Ao pedir mais tempo, Dino argumentou que o debate sobre as infrações penais tradicionais precisa avançar em conjunto com as ações que tratam da regulamentação das apostas online, conhecidas como bets. Segundo o ministro, não é adequado adotar um rigor severo contra modalidades como o jogo do bicho e ignorar o avanço das plataformas virtuais.
Voto do relator
Antes da interrupção, apenas o relator do caso, ministro Luiz Fux, havia apresentado seu voto. Ele defendeu que a proibição da exploração de modalidades como bingo, caça-níqueis e jogo do bicho é totalmente constitucional. Fux ressaltou que a atividade não está resguardada pelo princípio da livre iniciativa econômica e que o Estado pode bani-la, abrindo exceção unicamente para as loterias públicas.

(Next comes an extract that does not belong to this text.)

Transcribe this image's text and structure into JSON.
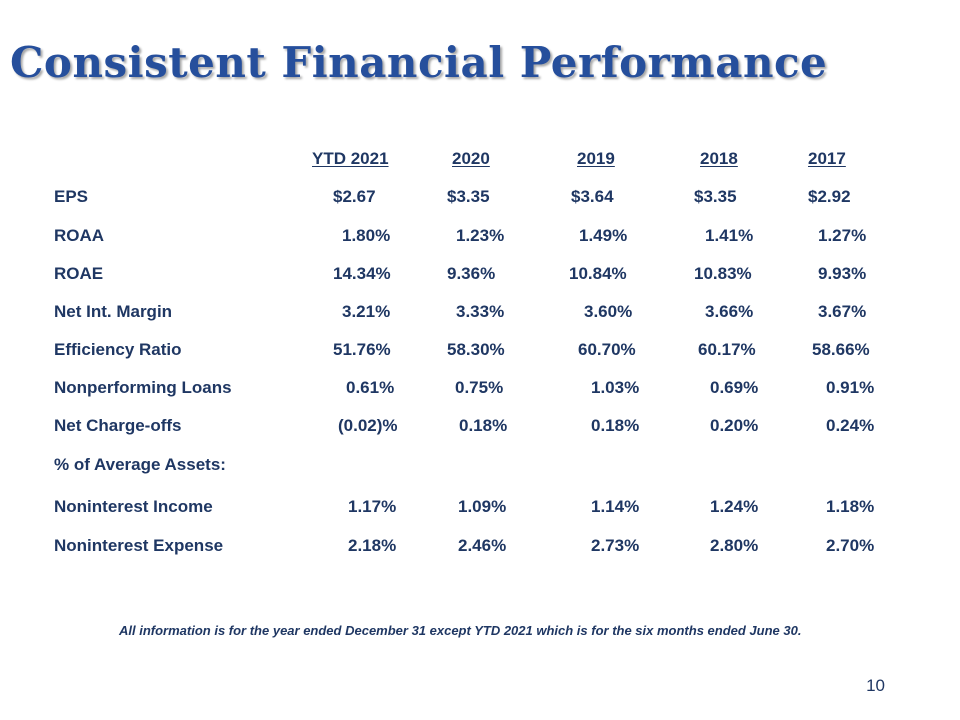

Apesar de ressaltar que as bets autorizadas pelo governo federal possuem amparo legal específico, Fux alertou para os severos impactos sociais do vício em apostas. O ministro destacou problemas decorrentes da dependência, como o endividamento de famílias e o comprometimento do orçamento destinado à alimentação básica.
Origem do processo
A discussão chegou à Corte Suprema por meio de um recurso interposto pelo Ministério Público do Rio Grande do Sul (MPRS). O órgão questiona uma decisão da Justiça gaúcha que havia liberado a prática ao considerar a lei de 1941 incompatível com a Constituição de 1988, em um caso concreto envolvendo a apreensão de máquinas caça-níqueis.